L'Editorial

L’École de la République, ses bizarreries exotiques

On parle d’égalité des chances à l’École. Dans les faits, la naissance des enfants, le statut social des parents, leur lieu d’habitation, l’établissement fréquenté déterminent bien souvent la trajectoire.

Une jeune fille née à Cocody-Ambassade qui y vit, est inscrite au lycée Sainte-Marie a plus de chances d’être bien encadrée et de réussir ses études qu’une autre née à Pékékaha dans le Nord ou Bliérone dans l’Ouest de la Côte d’Ivoire. Qui fréquente le lycée mal famé du bled, avec des enseignants démotivés exerçant dans des conditions de travail approximatives.

Le 14 septembre, date officielle du démarrage des cours, dans certaines écoles, ce sera le désert scolaire. Dans les rares établissements de l’arrière-pays qui auront la chance de recevoir des apprenants ou leurs parents, on viendra surtout à l’information pour aller se préparer. La rentrée, parfois conditionnée par la vente du cacao, ne débutera dans ces territoires que bien plus tard. Au plus tôt, le 1er octobre.
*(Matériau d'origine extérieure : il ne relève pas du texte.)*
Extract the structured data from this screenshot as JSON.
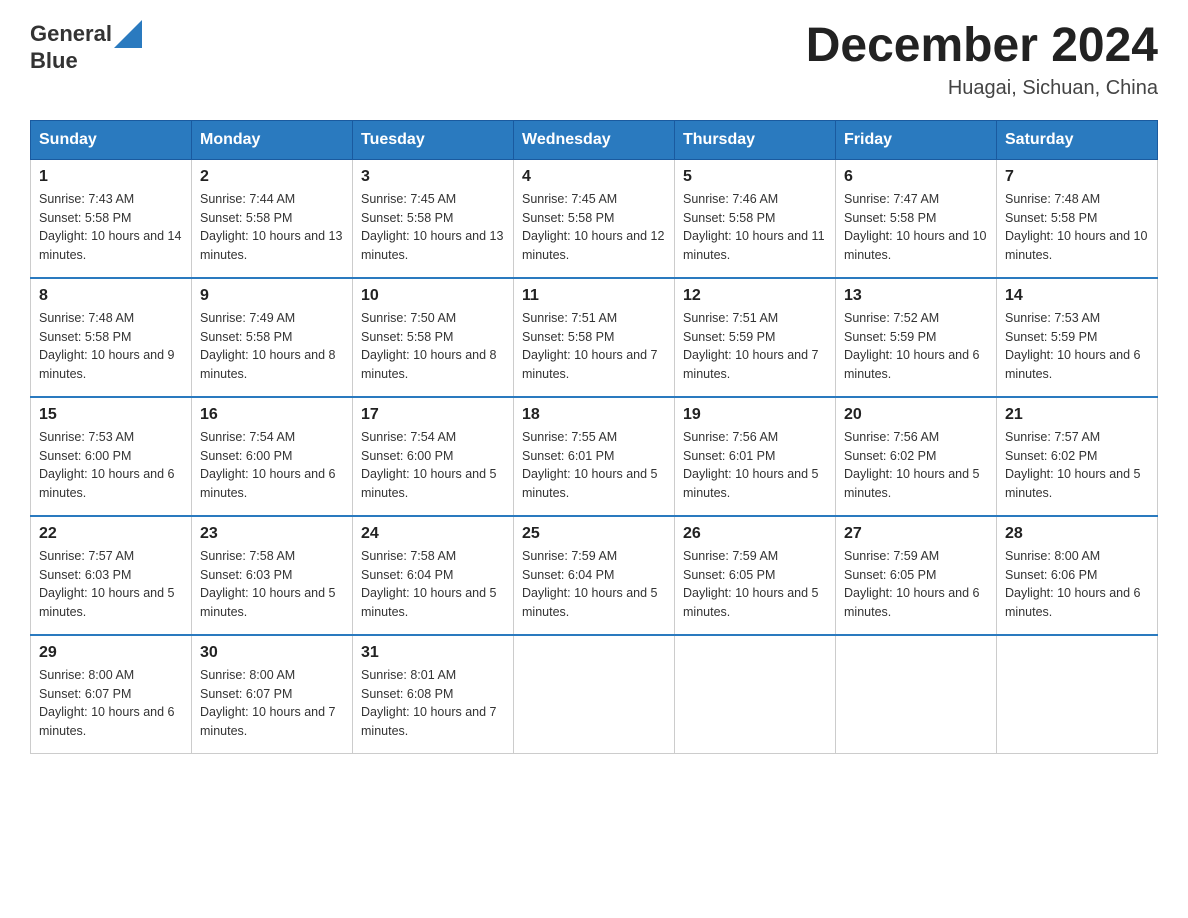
{
  "header": {
    "logo_general": "General",
    "logo_blue": "Blue",
    "month_year": "December 2024",
    "location": "Huagai, Sichuan, China"
  },
  "weekdays": [
    "Sunday",
    "Monday",
    "Tuesday",
    "Wednesday",
    "Thursday",
    "Friday",
    "Saturday"
  ],
  "weeks": [
    [
      {
        "day": "1",
        "sunrise": "7:43 AM",
        "sunset": "5:58 PM",
        "daylight": "10 hours and 14 minutes."
      },
      {
        "day": "2",
        "sunrise": "7:44 AM",
        "sunset": "5:58 PM",
        "daylight": "10 hours and 13 minutes."
      },
      {
        "day": "3",
        "sunrise": "7:45 AM",
        "sunset": "5:58 PM",
        "daylight": "10 hours and 13 minutes."
      },
      {
        "day": "4",
        "sunrise": "7:45 AM",
        "sunset": "5:58 PM",
        "daylight": "10 hours and 12 minutes."
      },
      {
        "day": "5",
        "sunrise": "7:46 AM",
        "sunset": "5:58 PM",
        "daylight": "10 hours and 11 minutes."
      },
      {
        "day": "6",
        "sunrise": "7:47 AM",
        "sunset": "5:58 PM",
        "daylight": "10 hours and 10 minutes."
      },
      {
        "day": "7",
        "sunrise": "7:48 AM",
        "sunset": "5:58 PM",
        "daylight": "10 hours and 10 minutes."
      }
    ],
    [
      {
        "day": "8",
        "sunrise": "7:48 AM",
        "sunset": "5:58 PM",
        "daylight": "10 hours and 9 minutes."
      },
      {
        "day": "9",
        "sunrise": "7:49 AM",
        "sunset": "5:58 PM",
        "daylight": "10 hours and 8 minutes."
      },
      {
        "day": "10",
        "sunrise": "7:50 AM",
        "sunset": "5:58 PM",
        "daylight": "10 hours and 8 minutes."
      },
      {
        "day": "11",
        "sunrise": "7:51 AM",
        "sunset": "5:58 PM",
        "daylight": "10 hours and 7 minutes."
      },
      {
        "day": "12",
        "sunrise": "7:51 AM",
        "sunset": "5:59 PM",
        "daylight": "10 hours and 7 minutes."
      },
      {
        "day": "13",
        "sunrise": "7:52 AM",
        "sunset": "5:59 PM",
        "daylight": "10 hours and 6 minutes."
      },
      {
        "day": "14",
        "sunrise": "7:53 AM",
        "sunset": "5:59 PM",
        "daylight": "10 hours and 6 minutes."
      }
    ],
    [
      {
        "day": "15",
        "sunrise": "7:53 AM",
        "sunset": "6:00 PM",
        "daylight": "10 hours and 6 minutes."
      },
      {
        "day": "16",
        "sunrise": "7:54 AM",
        "sunset": "6:00 PM",
        "daylight": "10 hours and 6 minutes."
      },
      {
        "day": "17",
        "sunrise": "7:54 AM",
        "sunset": "6:00 PM",
        "daylight": "10 hours and 5 minutes."
      },
      {
        "day": "18",
        "sunrise": "7:55 AM",
        "sunset": "6:01 PM",
        "daylight": "10 hours and 5 minutes."
      },
      {
        "day": "19",
        "sunrise": "7:56 AM",
        "sunset": "6:01 PM",
        "daylight": "10 hours and 5 minutes."
      },
      {
        "day": "20",
        "sunrise": "7:56 AM",
        "sunset": "6:02 PM",
        "daylight": "10 hours and 5 minutes."
      },
      {
        "day": "21",
        "sunrise": "7:57 AM",
        "sunset": "6:02 PM",
        "daylight": "10 hours and 5 minutes."
      }
    ],
    [
      {
        "day": "22",
        "sunrise": "7:57 AM",
        "sunset": "6:03 PM",
        "daylight": "10 hours and 5 minutes."
      },
      {
        "day": "23",
        "sunrise": "7:58 AM",
        "sunset": "6:03 PM",
        "daylight": "10 hours and 5 minutes."
      },
      {
        "day": "24",
        "sunrise": "7:58 AM",
        "sunset": "6:04 PM",
        "daylight": "10 hours and 5 minutes."
      },
      {
        "day": "25",
        "sunrise": "7:59 AM",
        "sunset": "6:04 PM",
        "daylight": "10 hours and 5 minutes."
      },
      {
        "day": "26",
        "sunrise": "7:59 AM",
        "sunset": "6:05 PM",
        "daylight": "10 hours and 5 minutes."
      },
      {
        "day": "27",
        "sunrise": "7:59 AM",
        "sunset": "6:05 PM",
        "daylight": "10 hours and 6 minutes."
      },
      {
        "day": "28",
        "sunrise": "8:00 AM",
        "sunset": "6:06 PM",
        "daylight": "10 hours and 6 minutes."
      }
    ],
    [
      {
        "day": "29",
        "sunrise": "8:00 AM",
        "sunset": "6:07 PM",
        "daylight": "10 hours and 6 minutes."
      },
      {
        "day": "30",
        "sunrise": "8:00 AM",
        "sunset": "6:07 PM",
        "daylight": "10 hours and 7 minutes."
      },
      {
        "day": "31",
        "sunrise": "8:01 AM",
        "sunset": "6:08 PM",
        "daylight": "10 hours and 7 minutes."
      },
      null,
      null,
      null,
      null
    ]
  ]
}
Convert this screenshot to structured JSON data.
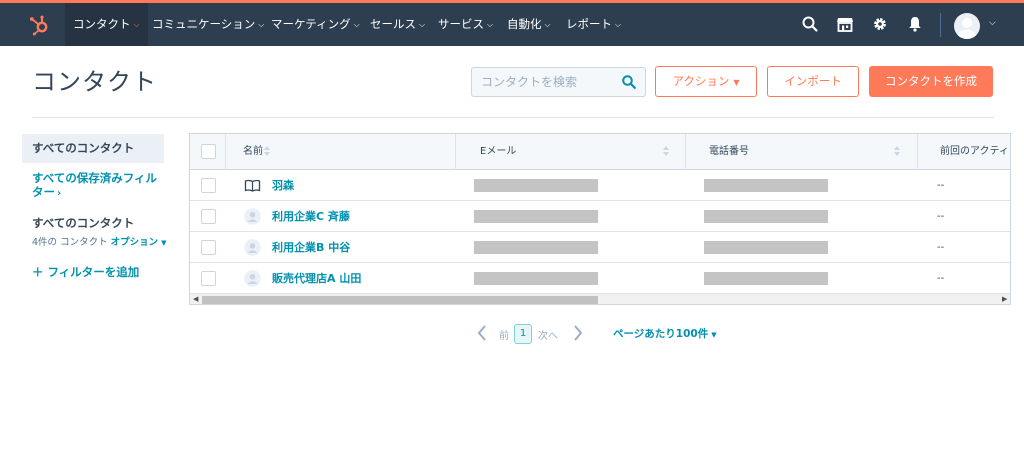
{
  "nav": {
    "items": [
      {
        "label": "コンタクト",
        "active": true
      },
      {
        "label": "コミュニケーション"
      },
      {
        "label": "マーケティング"
      },
      {
        "label": "セールス"
      },
      {
        "label": "サービス"
      },
      {
        "label": "自動化"
      },
      {
        "label": "レポート"
      }
    ],
    "icons": [
      "search-icon",
      "marketplace-icon",
      "settings-gear-icon",
      "notifications-bell-icon"
    ]
  },
  "header": {
    "title": "コンタクト",
    "search_placeholder": "コンタクトを検索",
    "actions_label": "アクション",
    "import_label": "インポート",
    "create_label": "コンタクトを作成"
  },
  "sidebar": {
    "active_view": "すべてのコンタクト",
    "saved_filters_link": "すべての保存済みフィルター",
    "view_heading": "すべてのコンタクト",
    "count_text": "4件の コンタクト",
    "options_label": "オプション",
    "add_filter_label": "フィルターを追加"
  },
  "table": {
    "columns": [
      "名前",
      "Eメール",
      "電話番号",
      "前回のアクティビ"
    ],
    "rows": [
      {
        "name": "羽森",
        "icon": "book-icon",
        "last_activity": "--"
      },
      {
        "name": "利用企業C 斉藤",
        "icon": "avatar-icon",
        "last_activity": "--"
      },
      {
        "name": "利用企業B 中谷",
        "icon": "avatar-icon",
        "last_activity": "--"
      },
      {
        "name": "販売代理店A 山田",
        "icon": "avatar-icon",
        "last_activity": "--"
      }
    ]
  },
  "pagination": {
    "prev_label": "前",
    "current_page": "1",
    "next_label": "次へ",
    "per_page_label": "ページあたり100件"
  },
  "colors": {
    "nav_bg": "#2d3e50",
    "accent": "#ff7a59",
    "link": "#0091ae",
    "text": "#33475b"
  }
}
Avec un taux de remplissage des salles de classe généralement inférieur à 50 %.

En fin d’année, tant pis pour ceux qui auront pris le train en marche. Programme achevé ou pas, tout le monde sera évalué au même titre. Comme dans les compétitions sportives internationales, notamment en football, à la Coupe du monde, lorsque les pays moins côtés sur le ranking FIFA affrontent des équipes du top 5. Les miracles, c’est souvent comme la pluie qui survient de façon inattendue dans le désert du Kalahari.

Le plus absurde n’est pas tant cette injustice admise et acceptée. C’est le contenu de la formation dispensée. Le débat porte plus sur  l’apparence, la taille de la jupe, la longueur des cheveux.

Depuis que les cours d’espagnol et d’allemand figurent au programme, qui est-ce qui se soucie de l’évolution du monde ? Qui cherche à comprendre pourquoi le système éducatif français, dont s’inspire notre modèle d’éducation, a entrepris de faire apprendre ces langues à ses élèves. On n’y réfléchit même plus. Si c’est bon pour Paris, ça l’est forcément pour Abidjan.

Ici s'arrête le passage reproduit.